Juin 2018

Faculté à conduire

Comment convaincre un patient de ne plus conduire ?

Certaines pathologies ou certains traitements sont susceptibles d’altérer les facultés à conduire. Au cours d’une consultation, le médecin peut ainsi découvrir que l’un de ses patients ne dispose plus de toutes les aptitudes requises pour cette activité. Il doit alors l’informer sur les risques encourus pour lui et pour les tiers et tout mettre en oeuvre pour le convaincre de ne plus conduire.
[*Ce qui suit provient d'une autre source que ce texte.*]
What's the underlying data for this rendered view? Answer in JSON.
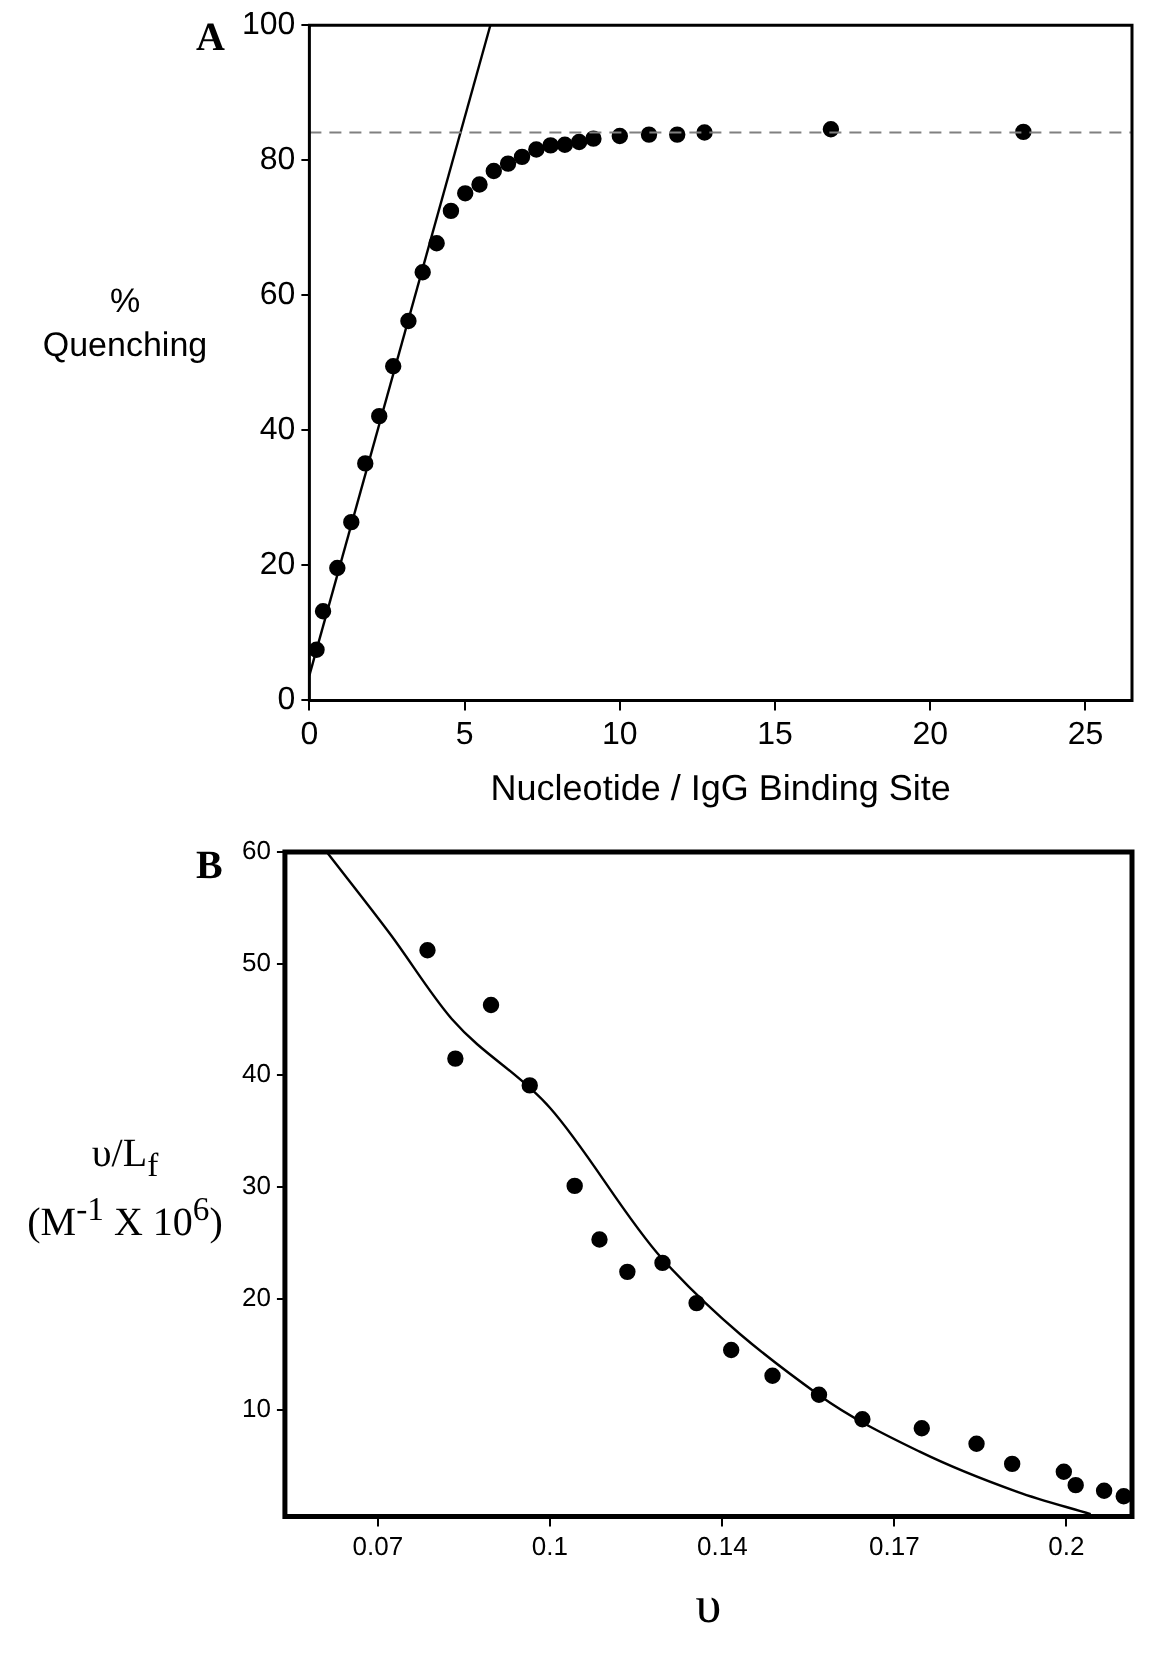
{
  "chart_data": [
    {
      "type": "scatter",
      "title": "A",
      "xlabel": "Nucleotide / IgG Binding Site",
      "ylabel": "%\nQuenching",
      "xlim": [
        0,
        26.5
      ],
      "ylim": [
        0,
        100
      ],
      "xticks": [
        0,
        5,
        10,
        15,
        20,
        25
      ],
      "yticks": [
        0,
        20,
        40,
        60,
        80,
        100
      ],
      "grid": false,
      "legend": false,
      "marker": "circle",
      "series": [
        {
          "type": "scatter",
          "color": "#000000",
          "x": [
            0.23,
            0.44,
            0.9,
            1.35,
            1.8,
            2.25,
            2.7,
            3.19,
            3.65,
            4.1,
            4.56,
            5.02,
            5.48,
            5.94,
            6.4,
            6.85,
            7.31,
            7.77,
            8.23,
            8.69,
            9.15,
            10.0,
            10.94,
            11.85,
            12.73,
            16.8,
            23.0
          ],
          "values": [
            7.5,
            13.2,
            19.6,
            26.4,
            35.1,
            42.1,
            49.5,
            56.2,
            63.4,
            67.7,
            72.5,
            75.1,
            76.4,
            78.4,
            79.5,
            80.5,
            81.6,
            82.2,
            82.3,
            82.7,
            83.2,
            83.6,
            83.8,
            83.8,
            84.1,
            84.6,
            84.2
          ]
        },
        {
          "type": "line",
          "color": "#000000",
          "marker": "none",
          "line_style": "solid",
          "x": [
            0,
            5.83
          ],
          "values": [
            3.7,
            100
          ]
        }
      ],
      "ref_lines": [
        {
          "axis": "y",
          "value": 84.1,
          "color": "#808080",
          "line_style": "dashed"
        }
      ]
    },
    {
      "type": "scatter",
      "title": "B",
      "xlabel": "υ",
      "ylabel": "υ/L$_{f}$\n(M$^{-1}$ X 10$^{6}$)",
      "xlim": [
        0.052,
        0.216
      ],
      "ylim": [
        0.5,
        60
      ],
      "xticks": [
        {
          "value": 0.07,
          "label": "0.07"
        },
        {
          "value": 0.1033,
          "label": "0.1"
        },
        {
          "value": 0.1367,
          "label": "0.14"
        },
        {
          "value": 0.17,
          "label": "0.17"
        },
        {
          "value": 0.2033,
          "label": "0.2"
        }
      ],
      "yticks": [
        10,
        20,
        30,
        40,
        50,
        60
      ],
      "grid": false,
      "legend": false,
      "marker": "circle",
      "series": [
        {
          "type": "scatter",
          "color": "#000000",
          "x": [
            0.0796,
            0.085,
            0.0919,
            0.0994,
            0.1081,
            0.1129,
            0.1183,
            0.1251,
            0.1317,
            0.1384,
            0.1464,
            0.1554,
            0.1638,
            0.1753,
            0.1859,
            0.1928,
            0.2028,
            0.2051,
            0.2106,
            0.2144
          ],
          "values": [
            51.2,
            41.5,
            46.3,
            39.1,
            30.1,
            25.3,
            22.4,
            23.2,
            19.6,
            15.4,
            13.1,
            11.4,
            9.2,
            8.4,
            7.0,
            5.2,
            4.5,
            3.3,
            2.8,
            2.3
          ]
        },
        {
          "type": "line",
          "color": "#000000",
          "marker": "none",
          "line_style": "solid",
          "x": [
            0.0601,
            0.0723,
            0.0844,
            0.1033,
            0.125,
            0.1553,
            0.1749,
            0.1938,
            0.208
          ],
          "values": [
            60,
            52.7,
            45,
            37.1,
            23.6,
            11.4,
            6.3,
            2.7,
            0.7
          ]
        }
      ]
    }
  ]
}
L'association Prévention routière, avec le soutien de la MACSF, sensibilise régulièrement les professionnels de santé sur les risques de la conduite pour leurs patients, à travers notamment des messages de prévention et une brochure disponible en ligne. Comme le rappelle le Dr Thierry Houselstein, directeur médical à la MACSF, « les professionnels de santé sont un maillon essentiel dans la sensibilisation des patients à l’impact de certaines pathologies, addictions, traitements ou états de santé particuliers sur la conduite ». Ils sont souvent les mieux placés pour les informer et les sensibiliser sur les risques encourus, leur entourage n’étant pas toujours écouté ou entendu. Le patient conducteur, âgé ou non, reste pleinement responsable de ses actes, mais s’il est atteint par une affection incompatible avec le maintien de son permis et donc la poursuite de la conduite, il doit se soumettre à un contrôle médical. Tout conducteur doit signaler à l’administration toute pathologie ou handicap susceptible d’avoir des effets négatifs sur sa capacité de conduite. Il doit également prévenir son assureur pour l’informer sur sa pathologie ou son handicap susceptible de modifier les clauses du contrat qu’il a signé.

 

INFORMATION ET SECRET PROFESSIONNEL

L’examen médical du médecin généraliste et l’interrogatoire qui en découle comportent des éléments utiles pour l’appréciation de l’aptitude ou du maintien de l’aptitude à la conduite. Le médecin est ainsi en première ligne : il doit expliquer à son patient les conséquences de sa pathologie ou de son handicap sur la conduite et l’informer des risques assurantiels ou judiciaires en cas d’accident responsable. Il doit l’informer, si besoin, de son obligation, en tant que conducteur, de se soumettre de sa propre initiative à l’examen d’un médecin agréé pour le permis de conduire. Le médecin a un devoir d’information à l’égard de son patient et il lui incombe de prouver qu’il l’a bien informé sur sa pathologie et ses conséquences, notamment au regard des risques pour la conduite.

 

L’information orale n’est pas toujours suffisante et convaincante : il faut consigner ces conseils dans le dossier médical du patient et ne pas hésiter, pour certains cas difficiles, à envoyer au patient, parfois par courrier recommandé, des recommandations écrites. La privation de conduite peut être mal vécue et peut avoir des incidences sociales et économiques, notamment en milieu rural. Elle peut aussi être ressentie comme une privation de liberté, d’autonomie et de reconnaissance, notamment chez une personne âgée. S’il connaît les proches du patient, le médecin peut leur faire part de son inquiétude même s’il reste tenu au secret professionnel dans la mesure où la loi n’a pas prévu d’exception au secret professionnel pour le signalement des conducteurs à risque. Comme le soulignent les auteurs de la brochure , « on peut s’interroger sur la pertinence d’une adaptation des textes sur ce plan, mais l’on observe que la loi oblige un médecin à signaler un patient sportif qui prendrait des produits dopants (nocifs uniquement pour lui-même et pour l’éthique sportive), alors qu’il n’autorise pas le signalement d’un conducteur de car scolaire qui serait diabétique, épileptique ou toxicomane ». Si les effets secondaires de certains traitements peuvent présenter des risques pour la conduite, la pathologie de certains conducteurs (personnes âgées, personnes fragiles…) peut aussi avoir des effets négatifs sur l’aptitude à la conduite. Un médecin peut également être confronté à un patient qui n’a plus de permis mais qui continue à se déplacer avec un véhicule sans permis, non concerné par la réglementation sur l’inaptitude à la conduite. Mais comme le rappelle l’Ordre, « le médecin a le devoir d’attirer l’attention de son patient inapte à la conduite sur les risques d’accidents, toujours réels, qu’il peut créer en conduisant, y compris ce type de véhicules ».